Upfront costs for businesses of all kinds can be a huge factor in determining where they choose to do business, and the prolonged economic downturn has made financing for business ventures and construction projects hard to get. In an anemic economy, the extra cash flow that can be created through these measures give us some local incentives to attract new business and motivate those considering projects to get them going sooner, which would spur local job creation and additional investment in Marysville.
The temporary relief options that are now in place include an industrial pilot program/Living Wage Incentive (LWI) Program with incentives to encourage new industrial construction that creates living wage jobs as well as reduction and deferment of some of the upfront costs that are designed to incentivize new economic activity here in Marysville.
Economic development, and forward-seeking incentives that give Marysville a more competitive edge for attracting and retaining businesses, remains one of mine and the Council’s key priorities. This is another step toward our goal of continuing to foster an innovative and competitive business climate; one that we hope will attract new jobs and private investment.
Much credit is owed to the Planning Commission and Community Development Department staff for workshops and public hearings they conducted between fall 2011 and early 2012, as well as jointly with the City Council. In reviewing the city’s overall competitiveness with regard to attracting private investment and job growth, the Planning Commissioners held in-depth discussions, and arrived at their recommendations believing that the current economic challenges faced by new businesses and developers warranted additional measures to reduce regulatory burdens and costs.
Compared with most other states, Washington state law does not give local governments like Marysville nearly as many economic development tools, tax-increment financing and other resources to work with, so the onus is on us to be innovative at the local level, turning over every stone to create a more favorable business climate for large as well as small businesses, at a time when the economy is putting a damper on development of new industrial and commercial development in Marysville, and countywide. I will say, however, that there is only so much that can be done at the local level and at the end of the day our State needs to look at more ways to create a competitive business climate for all of us cities without which we will have an inherent disadvantage against many other states when trying to attract business and jobs.
Living Wage Incentive (LWI) Program
The Living Wage Program is central to the measures we adopted. The City Council, Planning Commission and I believe it is in the public interest to promulgate incentives for industry to create new living wage jobs in the Light Industrial zone of the city. This pilot program is focused on economic growth and job creation by offering reduced impact fee and connection charges in exchange for the creation of living wage jobs, a key priority of City government.
Living wage jobs are defined as paying $18 or more per hour for 2,080 hours per year, as adjusted annually for the Consumer Price Index (CPI). These jobs provide basic household costs of living for a family without the need for government support. Marysville’s economy benefits through increased local commerce and discretionary spending, sales tax revenue and economic growth.
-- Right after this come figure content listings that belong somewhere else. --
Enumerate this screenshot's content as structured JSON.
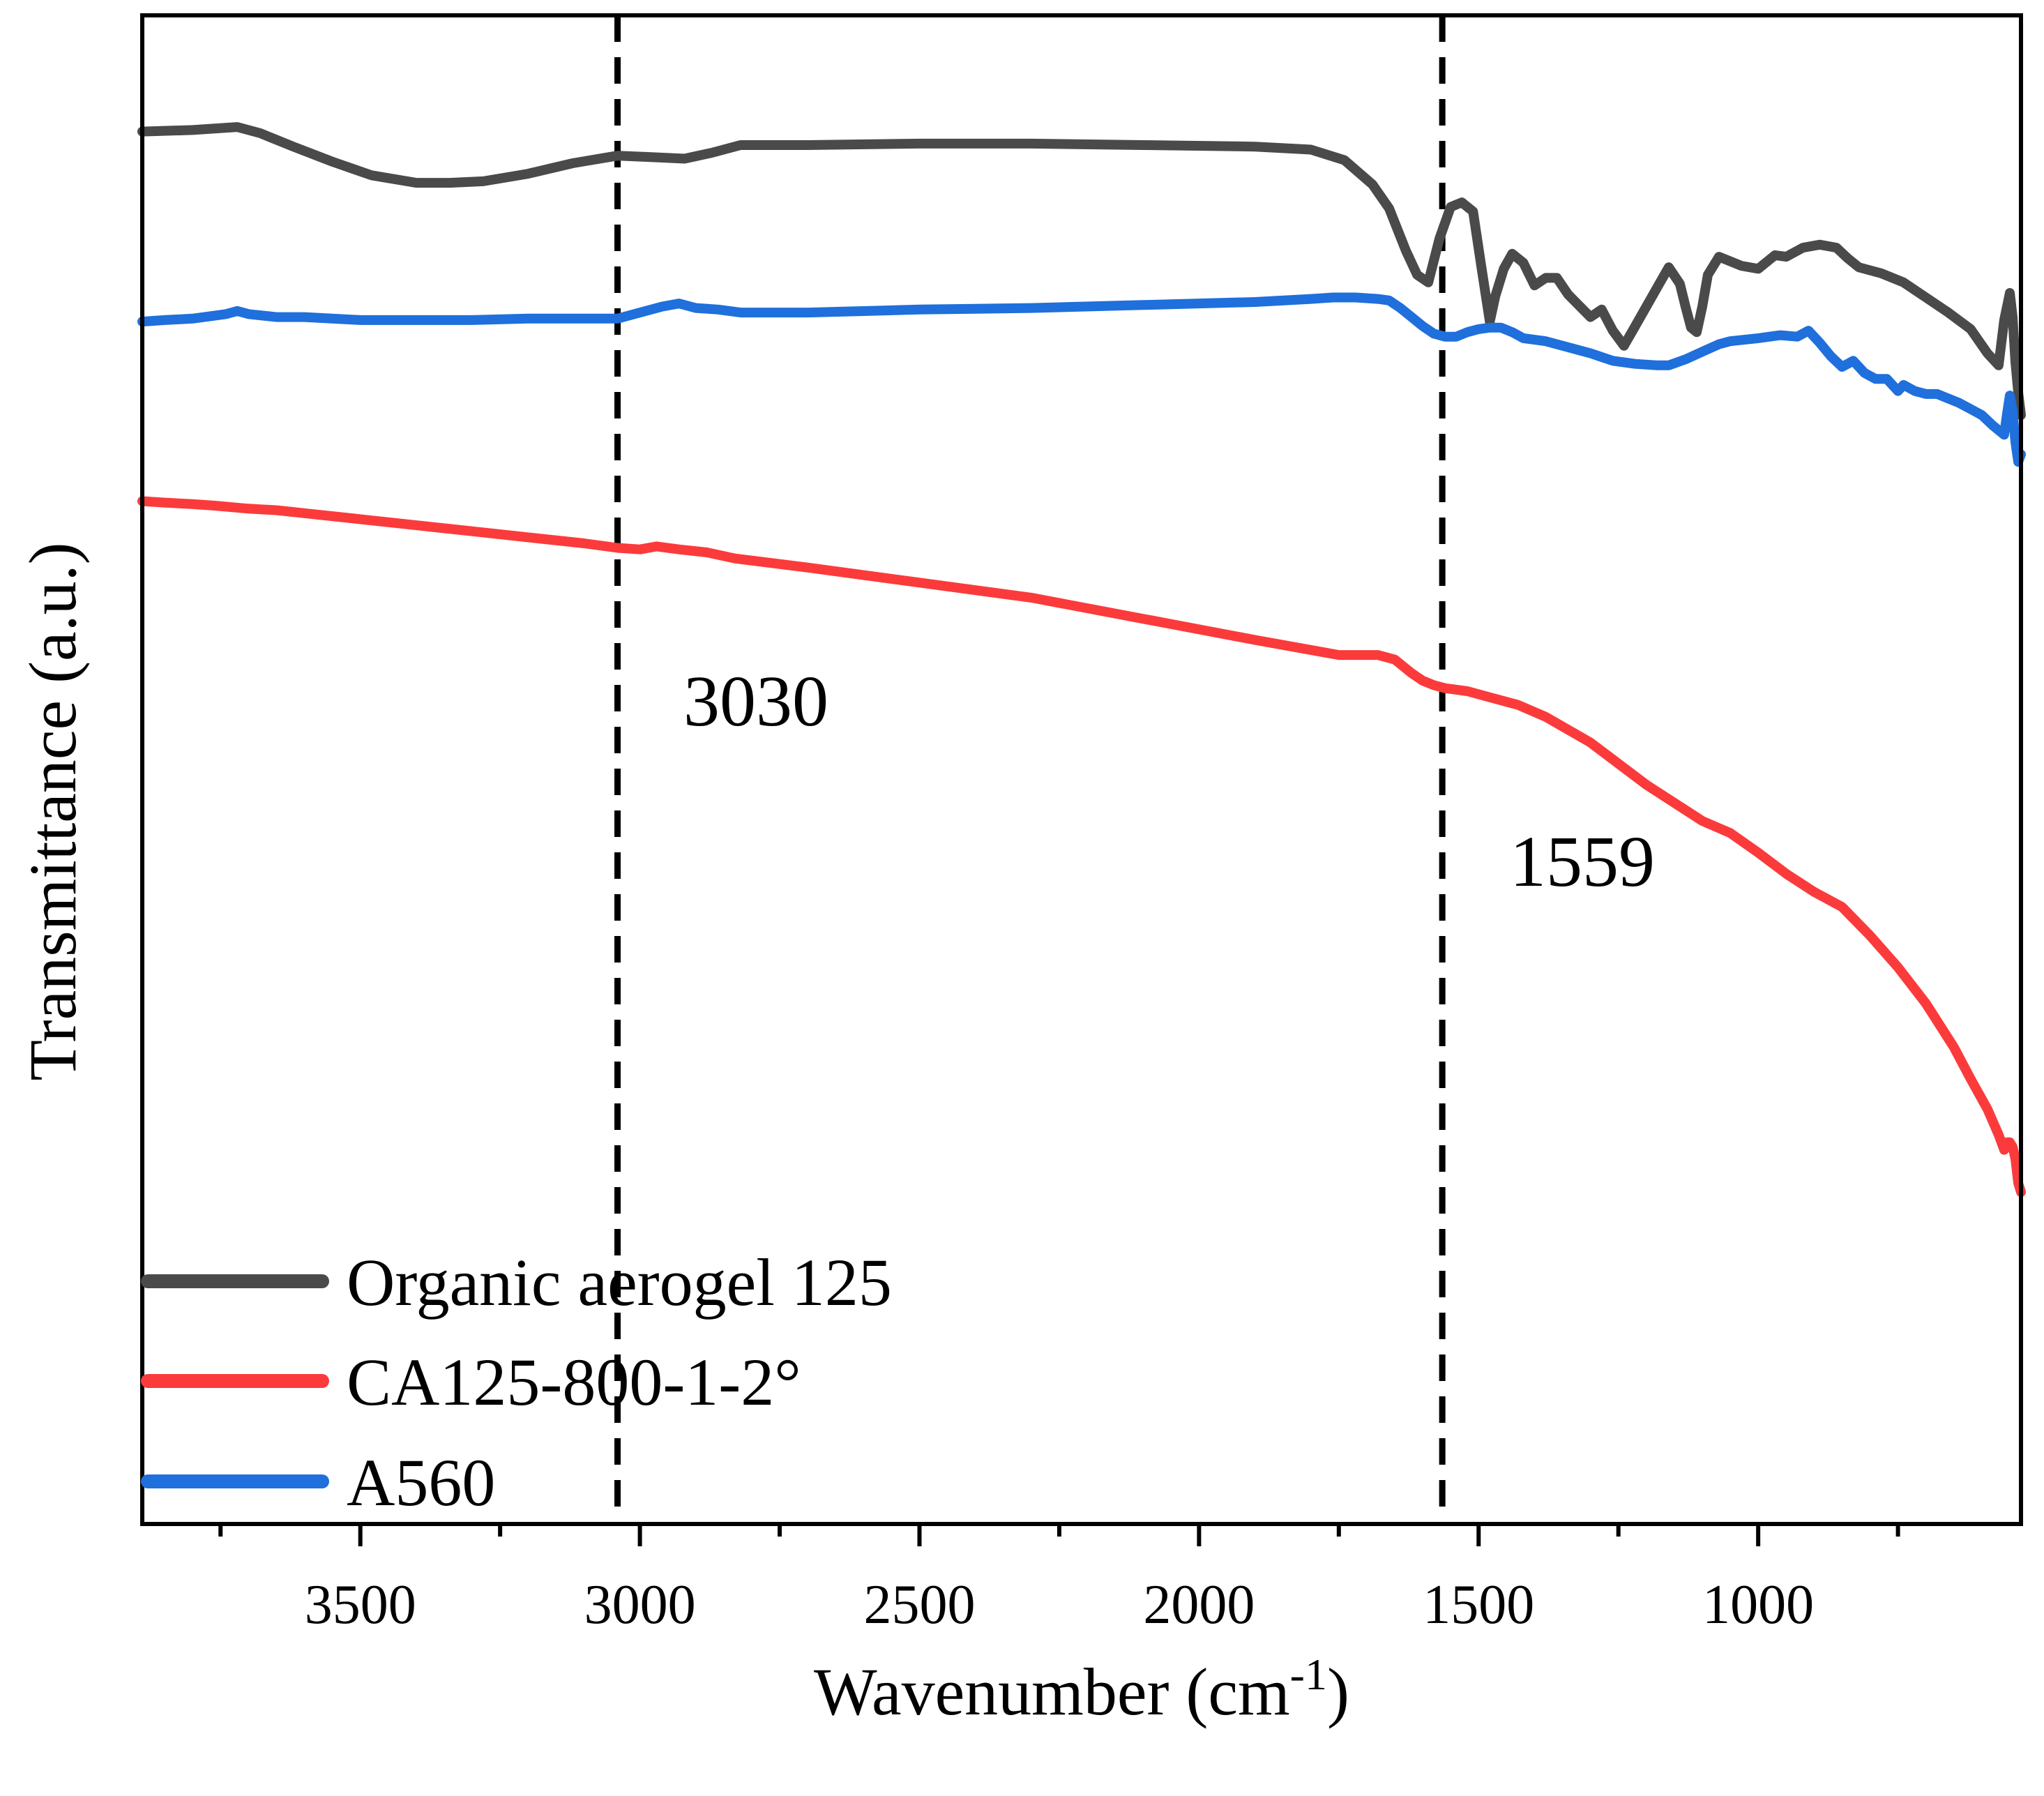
{
  "chart_data": {
    "type": "line",
    "title": "",
    "xlabel": "Wavenumber (cm",
    "xlabel_sup": "-1",
    "xlabel_close": ")",
    "ylabel": "Transmittance (a.u.)",
    "x_reversed": true,
    "xlim": [
      3890,
      530
    ],
    "ylim": [
      0,
      100
    ],
    "xticks": [
      3500,
      3000,
      2500,
      2000,
      1500,
      1000
    ],
    "xtick_labels": [
      "3500",
      "3000",
      "2500",
      "2000",
      "1500",
      "1000"
    ],
    "minor_xticks": [
      3750,
      3250,
      2750,
      2250,
      1750,
      1250,
      750
    ],
    "grid": false,
    "legend_position": "bottom-left",
    "vlines": [
      {
        "x": 3040,
        "label": "3030",
        "style": "dashed"
      },
      {
        "x": 1565,
        "label": "1559",
        "style": "dashed"
      }
    ],
    "series": [
      {
        "name": "Organic aerogel 125",
        "color": "#4a4a4a",
        "x": [
          3890,
          3800,
          3720,
          3680,
          3620,
          3550,
          3480,
          3400,
          3340,
          3280,
          3200,
          3120,
          3040,
          2980,
          2920,
          2870,
          2820,
          2700,
          2500,
          2300,
          2100,
          1900,
          1800,
          1740,
          1690,
          1660,
          1630,
          1610,
          1590,
          1570,
          1550,
          1530,
          1510,
          1495,
          1480,
          1470,
          1455,
          1440,
          1420,
          1400,
          1380,
          1360,
          1340,
          1300,
          1280,
          1260,
          1240,
          1220,
          1200,
          1180,
          1160,
          1140,
          1130,
          1120,
          1110,
          1100,
          1090,
          1070,
          1050,
          1030,
          1000,
          970,
          950,
          920,
          890,
          860,
          840,
          820,
          780,
          740,
          700,
          660,
          620,
          590,
          570,
          560,
          550,
          545,
          540,
          535,
          530
        ],
        "y": [
          92.3,
          92.4,
          92.6,
          92.2,
          91.3,
          90.3,
          89.4,
          88.9,
          88.9,
          89.0,
          89.5,
          90.2,
          90.7,
          90.6,
          90.5,
          90.9,
          91.4,
          91.4,
          91.5,
          91.5,
          91.4,
          91.3,
          91.1,
          90.4,
          88.8,
          87.2,
          84.4,
          82.8,
          82.3,
          85.2,
          87.3,
          87.6,
          87.0,
          83.3,
          79.7,
          81.4,
          83.2,
          84.2,
          83.6,
          82.1,
          82.6,
          82.6,
          81.5,
          80.0,
          80.5,
          79.1,
          78.1,
          79.4,
          80.7,
          82.0,
          83.3,
          82.2,
          80.7,
          79.3,
          79.0,
          80.7,
          82.8,
          84.0,
          83.7,
          83.4,
          83.2,
          84.1,
          84.0,
          84.6,
          84.8,
          84.6,
          83.9,
          83.3,
          82.9,
          82.3,
          81.3,
          80.3,
          79.2,
          77.6,
          76.8,
          79.8,
          81.6,
          80.0,
          77.0,
          75.0,
          73.5
        ]
      },
      {
        "name": "CA125-800-1-2°",
        "color": "#fb3b3b",
        "x": [
          3890,
          3850,
          3800,
          3760,
          3700,
          3650,
          3600,
          3500,
          3400,
          3300,
          3200,
          3100,
          3040,
          3000,
          2970,
          2930,
          2880,
          2830,
          2700,
          2500,
          2300,
          2100,
          1900,
          1750,
          1680,
          1650,
          1620,
          1600,
          1580,
          1560,
          1520,
          1480,
          1430,
          1380,
          1300,
          1200,
          1100,
          1050,
          1000,
          950,
          900,
          850,
          800,
          750,
          700,
          650,
          620,
          590,
          570,
          560,
          555,
          550,
          545,
          540,
          535,
          530
        ],
        "y": [
          67.8,
          67.7,
          67.6,
          67.5,
          67.3,
          67.2,
          67.0,
          66.6,
          66.2,
          65.8,
          65.4,
          65.0,
          64.7,
          64.6,
          64.8,
          64.6,
          64.4,
          64.0,
          63.4,
          62.4,
          61.4,
          60.0,
          58.6,
          57.6,
          57.6,
          57.3,
          56.4,
          55.9,
          55.6,
          55.4,
          55.2,
          54.8,
          54.3,
          53.5,
          51.8,
          49.0,
          46.6,
          45.8,
          44.5,
          43.1,
          41.9,
          40.9,
          39.0,
          36.9,
          34.5,
          31.6,
          29.5,
          27.5,
          25.8,
          24.8,
          25.3,
          25.3,
          25.0,
          24.2,
          22.6,
          22.0
        ]
      },
      {
        "name": "A560",
        "color": "#1f6fdc",
        "x": [
          3890,
          3850,
          3800,
          3740,
          3720,
          3700,
          3650,
          3600,
          3500,
          3400,
          3300,
          3200,
          3100,
          3040,
          3000,
          2960,
          2930,
          2900,
          2860,
          2820,
          2700,
          2500,
          2300,
          2100,
          1900,
          1800,
          1760,
          1720,
          1680,
          1660,
          1640,
          1620,
          1600,
          1580,
          1560,
          1540,
          1520,
          1500,
          1480,
          1460,
          1440,
          1420,
          1380,
          1340,
          1300,
          1260,
          1220,
          1180,
          1160,
          1130,
          1100,
          1070,
          1050,
          1000,
          960,
          930,
          910,
          890,
          870,
          850,
          830,
          810,
          790,
          770,
          750,
          740,
          720,
          700,
          680,
          660,
          640,
          620,
          600,
          580,
          560,
          555,
          550,
          545,
          540,
          535,
          530
        ],
        "y": [
          79.7,
          79.8,
          79.9,
          80.2,
          80.4,
          80.2,
          80.0,
          80.0,
          79.8,
          79.8,
          79.8,
          79.9,
          79.9,
          79.9,
          80.3,
          80.7,
          80.9,
          80.6,
          80.5,
          80.3,
          80.3,
          80.5,
          80.6,
          80.8,
          81.0,
          81.2,
          81.3,
          81.3,
          81.2,
          81.1,
          80.6,
          80.0,
          79.4,
          78.9,
          78.7,
          78.7,
          79.0,
          79.2,
          79.3,
          79.3,
          79.0,
          78.6,
          78.4,
          78.0,
          77.6,
          77.1,
          76.9,
          76.8,
          76.8,
          77.2,
          77.7,
          78.2,
          78.4,
          78.6,
          78.8,
          78.7,
          79.1,
          78.3,
          77.4,
          76.7,
          77.1,
          76.3,
          75.9,
          75.9,
          75.1,
          75.5,
          75.1,
          74.9,
          74.9,
          74.6,
          74.3,
          73.9,
          73.5,
          72.8,
          72.2,
          73.6,
          74.8,
          73.8,
          71.7,
          70.4,
          70.9
        ]
      }
    ]
  }
}
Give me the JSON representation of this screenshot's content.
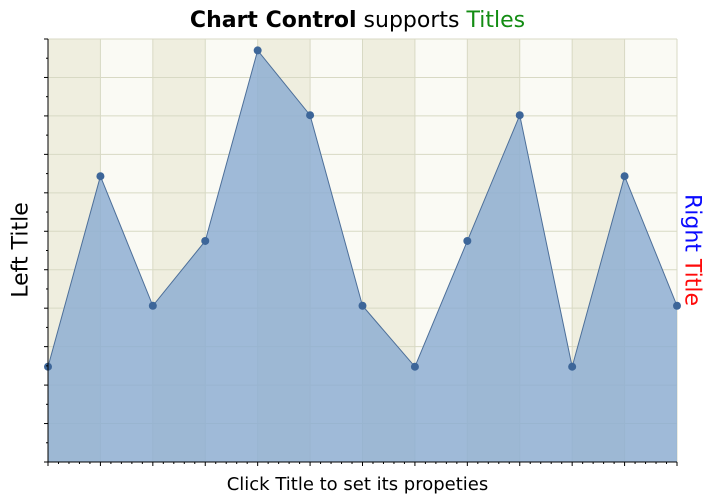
{
  "chart_data": {
    "type": "area",
    "title": {
      "part1": "Chart Control",
      "part2": " supports ",
      "part3": "Titles"
    },
    "left_title": "Left Title",
    "right_title": {
      "word1": "Right",
      "word2": "Title"
    },
    "bottom_title": "Click Title to set its propeties",
    "x": [
      0,
      1,
      2,
      3,
      4,
      5,
      6,
      7,
      8,
      9,
      10,
      11,
      12
    ],
    "values": [
      17,
      67,
      33,
      50,
      100,
      83,
      33,
      17,
      50,
      83,
      17,
      67,
      33
    ],
    "xlim": [
      0,
      12
    ],
    "ylim": [
      -8,
      103
    ],
    "grid": true,
    "colors": {
      "fill": "#8eaed2",
      "line": "#4d6f99",
      "marker": "#3d6699",
      "band_dark": "#efeedf",
      "band_light": "#fafaf4",
      "grid": "#d8d9c4"
    }
  }
}
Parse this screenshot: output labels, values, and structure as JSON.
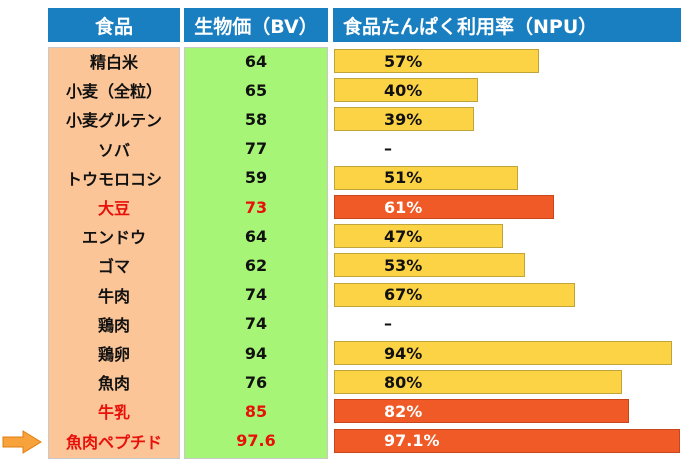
{
  "headers": {
    "food": "食品",
    "bv": "生物価（BV）",
    "npu": "食品たんぱく利用率（NPU）"
  },
  "colors": {
    "header_bg": "#1a7fc1",
    "food_col": "#fbc597",
    "bv_col": "#a6f576",
    "bar_normal": "#fcd345",
    "bar_highlight": "#f05a26",
    "highlight_text": "#e8100a"
  },
  "arrow_icon": "right-arrow-icon",
  "rows": [
    {
      "food": "精白米",
      "bv": "64",
      "npu": "57%",
      "highlight": false
    },
    {
      "food": "小麦（全粒）",
      "bv": "65",
      "npu": "40%",
      "highlight": false
    },
    {
      "food": "小麦グルテン",
      "bv": "58",
      "npu": "39%",
      "highlight": false
    },
    {
      "food": "ソバ",
      "bv": "77",
      "npu": "–",
      "highlight": false
    },
    {
      "food": "トウモロコシ",
      "bv": "59",
      "npu": "51%",
      "highlight": false
    },
    {
      "food": "大豆",
      "bv": "73",
      "npu": "61%",
      "highlight": true
    },
    {
      "food": "エンドウ",
      "bv": "64",
      "npu": "47%",
      "highlight": false
    },
    {
      "food": "ゴマ",
      "bv": "62",
      "npu": "53%",
      "highlight": false
    },
    {
      "food": "牛肉",
      "bv": "74",
      "npu": "67%",
      "highlight": false
    },
    {
      "food": "鶏肉",
      "bv": "74",
      "npu": "–",
      "highlight": false
    },
    {
      "food": "鶏卵",
      "bv": "94",
      "npu": "94%",
      "highlight": false
    },
    {
      "food": "魚肉",
      "bv": "76",
      "npu": "80%",
      "highlight": false
    },
    {
      "food": "牛乳",
      "bv": "85",
      "npu": "82%",
      "highlight": true
    },
    {
      "food": "魚肉ペプチド",
      "bv": "97.6",
      "npu": "97.1%",
      "highlight": true
    }
  ],
  "chart_data": {
    "type": "bar",
    "categories": [
      "精白米",
      "小麦（全粒）",
      "小麦グルテン",
      "ソバ",
      "トウモロコシ",
      "大豆",
      "エンドウ",
      "ゴマ",
      "牛肉",
      "鶏肉",
      "鶏卵",
      "魚肉",
      "牛乳",
      "魚肉ペプチド"
    ],
    "series": [
      {
        "name": "生物価（BV）",
        "values": [
          64,
          65,
          58,
          77,
          59,
          73,
          64,
          62,
          74,
          74,
          94,
          76,
          85,
          97.6
        ]
      },
      {
        "name": "食品たんぱく利用率（NPU）",
        "values": [
          57,
          40,
          39,
          null,
          51,
          61,
          47,
          53,
          67,
          null,
          94,
          80,
          82,
          97.1
        ]
      }
    ]
  }
}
One place where this jobs and economic growth package can help give Marysville a more competitive edge in recruiting new business is in the Smokey Point area. We continue to move forward with creating a regional manufacturing, light industry job center in Smokey Point. The area is master planned with the potential to create up to thousands of jobs in high-tech, other light industry and manufacturing.
City government continues to think “outside of the box” for new ways to compete for jobs and economic investment in our community. Economic growth in our community will also help address our road and other capital project needs that only become more difficult to keep up with in the current economy.